Dr Lallmahamood
Its newest “social and ethical” banking product: the “Sukuk”--Islamic bonds--proposes an alternative for Government of issuing new debt on potentially cheaper and less risky terms.
“The scope for Government issuing the Sukuk, known as Sovereign Sukuk, is clearly enormous. It provides the State with the possibility of issuing new debt on potentially cheaper and less risky terms than those applying to conventional bonds,” says Dr Muniruddeen Lallmahamood, Certified Sharia Advisor and Auditor.
“Sukuk is a funding alternative that can enable Government and private entrepreneurs to raise cash when tax collection is no longer an option or that traditional investors get scarce,” he says.
Sukuk, it seems, has emerged as the latest investment trend around the world. According to Mckinsey's data, Sukuk issuances were estimated to have generated some US $ 60 billion at October 2008 from a mere US$0.3 billion in 2000.

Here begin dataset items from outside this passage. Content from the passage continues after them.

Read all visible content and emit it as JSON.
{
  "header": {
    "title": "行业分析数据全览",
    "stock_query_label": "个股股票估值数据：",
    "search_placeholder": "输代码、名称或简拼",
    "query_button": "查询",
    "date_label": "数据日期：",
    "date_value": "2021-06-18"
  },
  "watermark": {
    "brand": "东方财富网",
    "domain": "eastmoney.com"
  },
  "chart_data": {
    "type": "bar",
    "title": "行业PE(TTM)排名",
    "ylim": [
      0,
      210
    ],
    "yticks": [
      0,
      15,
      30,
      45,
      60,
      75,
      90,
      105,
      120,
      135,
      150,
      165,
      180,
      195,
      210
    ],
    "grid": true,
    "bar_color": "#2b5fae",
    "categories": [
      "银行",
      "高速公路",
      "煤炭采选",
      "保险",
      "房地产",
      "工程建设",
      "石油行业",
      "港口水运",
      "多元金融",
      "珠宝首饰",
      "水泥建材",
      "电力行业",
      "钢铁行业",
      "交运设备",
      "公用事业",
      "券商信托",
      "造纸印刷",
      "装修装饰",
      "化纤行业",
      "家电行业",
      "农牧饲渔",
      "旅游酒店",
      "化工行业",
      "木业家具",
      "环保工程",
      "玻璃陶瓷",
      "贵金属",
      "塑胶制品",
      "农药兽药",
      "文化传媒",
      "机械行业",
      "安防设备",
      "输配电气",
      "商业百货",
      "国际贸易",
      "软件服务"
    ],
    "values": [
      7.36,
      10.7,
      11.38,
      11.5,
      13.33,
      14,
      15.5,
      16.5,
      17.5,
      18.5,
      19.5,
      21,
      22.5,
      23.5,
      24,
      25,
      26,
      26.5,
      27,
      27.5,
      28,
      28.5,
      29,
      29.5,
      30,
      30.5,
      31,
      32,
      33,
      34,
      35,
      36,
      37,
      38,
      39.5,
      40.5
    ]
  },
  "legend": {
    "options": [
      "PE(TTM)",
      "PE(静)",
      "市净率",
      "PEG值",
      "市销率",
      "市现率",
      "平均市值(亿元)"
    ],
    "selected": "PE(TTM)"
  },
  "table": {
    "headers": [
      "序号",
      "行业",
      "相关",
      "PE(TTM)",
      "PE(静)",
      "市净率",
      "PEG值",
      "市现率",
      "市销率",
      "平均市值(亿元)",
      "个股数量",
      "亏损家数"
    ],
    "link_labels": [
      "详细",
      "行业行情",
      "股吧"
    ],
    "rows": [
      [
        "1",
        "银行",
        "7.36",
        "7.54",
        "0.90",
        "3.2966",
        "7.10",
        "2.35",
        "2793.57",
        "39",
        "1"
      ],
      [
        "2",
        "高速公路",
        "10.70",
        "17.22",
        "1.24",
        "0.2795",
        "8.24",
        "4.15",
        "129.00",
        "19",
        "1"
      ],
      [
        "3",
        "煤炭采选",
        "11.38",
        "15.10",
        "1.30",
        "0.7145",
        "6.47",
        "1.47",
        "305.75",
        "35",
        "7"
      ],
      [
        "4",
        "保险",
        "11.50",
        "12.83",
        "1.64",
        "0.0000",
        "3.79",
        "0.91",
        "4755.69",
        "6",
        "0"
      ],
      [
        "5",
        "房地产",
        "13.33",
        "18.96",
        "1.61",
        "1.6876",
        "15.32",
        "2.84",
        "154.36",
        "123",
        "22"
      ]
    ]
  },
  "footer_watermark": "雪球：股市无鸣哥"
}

Dr Lallmahamood says numerous advantages will emerge from the issue of such Islamic bonds in Mauritius. He says it will allow a diversifying of our traditional investment base attracting investors from the gulf and the Middle East and at the same time offering an alternative investment instrument both for domestic and international investors seeking sharia compliant instruments and social investments.
“It is a fact that those who buy and sell conventional bonds are rarely interested in what is actually being financed through the bond issue. With the Sukuk, the buyer can monitor the purpose for which he buys or sells the bonds, and may refrain from doing so if the bond issue involves the production or sale of alcohol, pornography or tobacco, all against
the Sharia,” he says.
He adds: “It will also allow the widening of the sharia based financial products in Mauritius, while diversifying financing sources in order to increase the flexibility of the government's long term funding strategy, allowing the state to be less dependent on institutions such as the International Monetary Fund, the World Bank or the African Development Bank.”
There presently exist 14 classes of Sukuk according to the Accounting and Auditing for Organizations of Islamic Finance Institutions (AAOIFI). Sukuk could be used for various economic and trading purposes, including raising funds for land cultivation or even irrigation of land. However the most common is the Sukuk ljara concerned with real estate assets.
Issuing Sukuk outside an islamic jurisdiction will raise a variety of legal and practical issues, says Dr Lallmahamood. “A review of the current regulatory framework will be essential in order to make the financial legislation sharia compliant. We need to review laws regarding bankcrupcy, tax, trust, corporations, securities regulations, real property.
Such amendments will allow Mauritius to leverage on its competitive financial sectors. Another hurdle for the moment is the absence of a supervisory sharia board. Moreover, projects that are typically local currency generators for utilities, toll roads and dams works have difficulties in attracting long term foreign capital because of the inherent currency risk of depreciation. However a solution to this problem could be to issue Sukuk in stable currencies such as the dollar or the euro,” Dr Lallmahamood says.
At a time where builders, developers and manufacturers as well as Government are looking for investments, Dr Lallmahamood says the Sukuk could be an interesting and useful alternative to classic bonds and investment sources.